Synthetic Data Generation and Vision-based Wrinkle and Keypoint Detection for Bimanual Cloth Manipulation
For robotic manipulation of textiles, this work provides a practical perception system that works on real fabrics without fine-tuning, addressing the lack of annotated real-world data.
The paper tackles robotic cloth manipulation by developing a synthetic data pipeline and a perception framework combining keypoint detection and wrinkle detection. The keypoint model achieves a Mean Position Error of 1.76 pixels, and the system transfers to real fabrics without fine-tuning, outperforming baselines in high-occlusion scenarios.
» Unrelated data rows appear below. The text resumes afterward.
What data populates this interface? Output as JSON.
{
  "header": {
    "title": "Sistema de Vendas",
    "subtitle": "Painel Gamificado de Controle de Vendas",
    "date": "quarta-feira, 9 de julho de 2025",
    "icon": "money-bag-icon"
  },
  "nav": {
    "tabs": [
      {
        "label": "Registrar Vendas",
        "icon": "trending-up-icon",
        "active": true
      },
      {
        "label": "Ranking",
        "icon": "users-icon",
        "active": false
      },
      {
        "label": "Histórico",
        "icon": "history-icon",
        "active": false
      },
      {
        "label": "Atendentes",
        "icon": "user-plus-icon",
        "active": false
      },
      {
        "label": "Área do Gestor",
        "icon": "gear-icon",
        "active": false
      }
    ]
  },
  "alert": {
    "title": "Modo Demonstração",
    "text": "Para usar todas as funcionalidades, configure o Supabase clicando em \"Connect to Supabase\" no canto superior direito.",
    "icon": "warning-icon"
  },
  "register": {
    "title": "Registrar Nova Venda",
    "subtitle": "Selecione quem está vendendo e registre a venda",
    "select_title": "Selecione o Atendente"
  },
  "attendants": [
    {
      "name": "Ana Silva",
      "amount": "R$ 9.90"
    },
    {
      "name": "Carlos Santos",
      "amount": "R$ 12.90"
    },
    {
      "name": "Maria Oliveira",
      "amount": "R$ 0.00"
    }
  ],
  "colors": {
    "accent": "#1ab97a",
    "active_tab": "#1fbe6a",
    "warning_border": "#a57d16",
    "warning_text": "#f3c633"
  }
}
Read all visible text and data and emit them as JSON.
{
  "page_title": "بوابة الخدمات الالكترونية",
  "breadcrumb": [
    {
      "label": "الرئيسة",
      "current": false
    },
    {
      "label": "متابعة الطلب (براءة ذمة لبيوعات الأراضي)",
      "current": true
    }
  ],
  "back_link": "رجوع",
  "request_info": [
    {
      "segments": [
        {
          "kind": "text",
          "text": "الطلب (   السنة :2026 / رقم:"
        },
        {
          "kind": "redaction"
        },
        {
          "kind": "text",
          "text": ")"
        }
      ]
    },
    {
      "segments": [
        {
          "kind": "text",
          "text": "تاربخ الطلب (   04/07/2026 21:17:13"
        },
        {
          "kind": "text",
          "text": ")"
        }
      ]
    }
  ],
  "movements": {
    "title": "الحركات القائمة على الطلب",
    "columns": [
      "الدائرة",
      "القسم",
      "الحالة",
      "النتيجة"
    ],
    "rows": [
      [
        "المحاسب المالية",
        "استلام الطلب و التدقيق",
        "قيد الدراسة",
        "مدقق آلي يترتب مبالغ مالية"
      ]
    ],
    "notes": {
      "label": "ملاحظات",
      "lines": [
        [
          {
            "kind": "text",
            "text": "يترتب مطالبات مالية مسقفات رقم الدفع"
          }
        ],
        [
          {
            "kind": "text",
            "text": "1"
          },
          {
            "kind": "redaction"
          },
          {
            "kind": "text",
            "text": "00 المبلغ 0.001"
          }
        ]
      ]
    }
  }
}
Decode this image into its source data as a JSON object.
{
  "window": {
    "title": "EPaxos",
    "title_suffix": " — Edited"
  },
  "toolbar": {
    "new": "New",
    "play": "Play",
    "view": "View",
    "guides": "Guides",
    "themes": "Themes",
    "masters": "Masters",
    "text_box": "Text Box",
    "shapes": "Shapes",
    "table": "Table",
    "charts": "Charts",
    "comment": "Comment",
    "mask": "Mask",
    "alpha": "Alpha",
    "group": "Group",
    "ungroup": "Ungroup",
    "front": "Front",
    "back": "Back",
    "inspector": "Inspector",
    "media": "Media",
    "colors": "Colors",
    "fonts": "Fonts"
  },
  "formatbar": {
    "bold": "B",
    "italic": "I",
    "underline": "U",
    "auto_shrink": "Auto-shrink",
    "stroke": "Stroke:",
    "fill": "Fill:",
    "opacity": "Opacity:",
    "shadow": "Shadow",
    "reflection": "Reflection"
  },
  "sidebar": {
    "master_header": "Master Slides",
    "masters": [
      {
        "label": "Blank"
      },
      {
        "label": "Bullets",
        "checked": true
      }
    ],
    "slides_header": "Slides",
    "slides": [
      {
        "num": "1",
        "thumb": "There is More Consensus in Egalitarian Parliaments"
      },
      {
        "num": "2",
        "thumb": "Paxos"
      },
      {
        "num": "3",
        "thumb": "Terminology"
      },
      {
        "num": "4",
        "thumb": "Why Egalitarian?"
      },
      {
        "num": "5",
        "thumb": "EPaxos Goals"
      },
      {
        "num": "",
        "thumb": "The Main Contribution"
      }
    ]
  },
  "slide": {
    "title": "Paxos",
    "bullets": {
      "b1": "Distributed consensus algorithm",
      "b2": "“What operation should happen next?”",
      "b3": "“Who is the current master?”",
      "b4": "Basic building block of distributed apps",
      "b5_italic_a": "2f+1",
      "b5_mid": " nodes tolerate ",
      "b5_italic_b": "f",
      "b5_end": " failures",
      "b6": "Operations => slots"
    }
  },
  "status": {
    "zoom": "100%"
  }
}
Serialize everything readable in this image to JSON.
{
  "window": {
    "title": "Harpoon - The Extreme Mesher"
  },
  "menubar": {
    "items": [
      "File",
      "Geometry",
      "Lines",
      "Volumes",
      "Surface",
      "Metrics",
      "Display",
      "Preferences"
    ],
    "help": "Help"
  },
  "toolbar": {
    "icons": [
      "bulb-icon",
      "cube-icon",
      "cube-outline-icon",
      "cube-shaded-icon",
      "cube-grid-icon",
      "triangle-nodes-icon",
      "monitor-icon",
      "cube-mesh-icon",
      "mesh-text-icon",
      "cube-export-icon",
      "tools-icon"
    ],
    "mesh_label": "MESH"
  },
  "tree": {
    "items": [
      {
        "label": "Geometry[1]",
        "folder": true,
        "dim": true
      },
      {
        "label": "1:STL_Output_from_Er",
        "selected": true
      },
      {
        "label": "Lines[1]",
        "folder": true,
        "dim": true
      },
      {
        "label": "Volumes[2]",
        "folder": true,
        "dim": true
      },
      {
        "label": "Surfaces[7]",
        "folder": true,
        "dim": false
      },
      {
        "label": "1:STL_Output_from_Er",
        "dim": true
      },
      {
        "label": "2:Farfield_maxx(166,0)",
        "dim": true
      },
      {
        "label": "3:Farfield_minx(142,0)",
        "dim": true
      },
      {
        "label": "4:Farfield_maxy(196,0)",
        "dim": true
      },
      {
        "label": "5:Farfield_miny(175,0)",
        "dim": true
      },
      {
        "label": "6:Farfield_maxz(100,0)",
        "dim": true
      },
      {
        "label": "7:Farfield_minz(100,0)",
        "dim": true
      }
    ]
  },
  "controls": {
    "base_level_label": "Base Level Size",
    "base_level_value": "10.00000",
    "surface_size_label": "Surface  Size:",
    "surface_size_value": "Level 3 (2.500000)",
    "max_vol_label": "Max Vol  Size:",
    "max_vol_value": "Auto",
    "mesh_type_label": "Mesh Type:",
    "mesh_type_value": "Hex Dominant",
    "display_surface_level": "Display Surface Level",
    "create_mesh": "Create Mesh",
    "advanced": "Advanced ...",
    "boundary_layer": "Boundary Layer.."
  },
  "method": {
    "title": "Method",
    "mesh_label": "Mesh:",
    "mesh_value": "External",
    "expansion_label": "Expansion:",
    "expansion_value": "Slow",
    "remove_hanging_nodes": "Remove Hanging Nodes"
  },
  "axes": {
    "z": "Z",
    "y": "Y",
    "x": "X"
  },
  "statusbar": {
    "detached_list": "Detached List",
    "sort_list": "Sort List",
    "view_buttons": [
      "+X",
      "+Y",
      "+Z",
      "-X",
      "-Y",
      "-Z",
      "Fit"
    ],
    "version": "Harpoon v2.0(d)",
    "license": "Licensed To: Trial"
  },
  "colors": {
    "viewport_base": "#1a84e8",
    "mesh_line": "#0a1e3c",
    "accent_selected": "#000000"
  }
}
Robotic manipulation of textiles remains challenging because continuous deformation and self-occlusions hinder the robust visual perception required to estimate the cloth's state. To address the lack of annotated real-world data, we developed a Blender-based synthetic pipeline exporting auto-annotated keypoints, and combined manually labeled renders with real-world data to train a wrinkle detector. We present a perception framework integrating a CNN for permutation-invariant keypoint detection and a YOLOv8-OpenCV pipeline to extract grasping points from structural wrinkles. A proposed bimanual algorithm uses this system to stretch fully folded garments via wrinkles, transitioning to keypoint-based ironing once corners emerge. The keypoint model achieves a Mean Position Error (MPE) of 1.7615 pixels. The perception system transfers to physical fabrics without fine-tuning, outperforming baselines that fail in high-occlusion states or yield false positives on severe folds.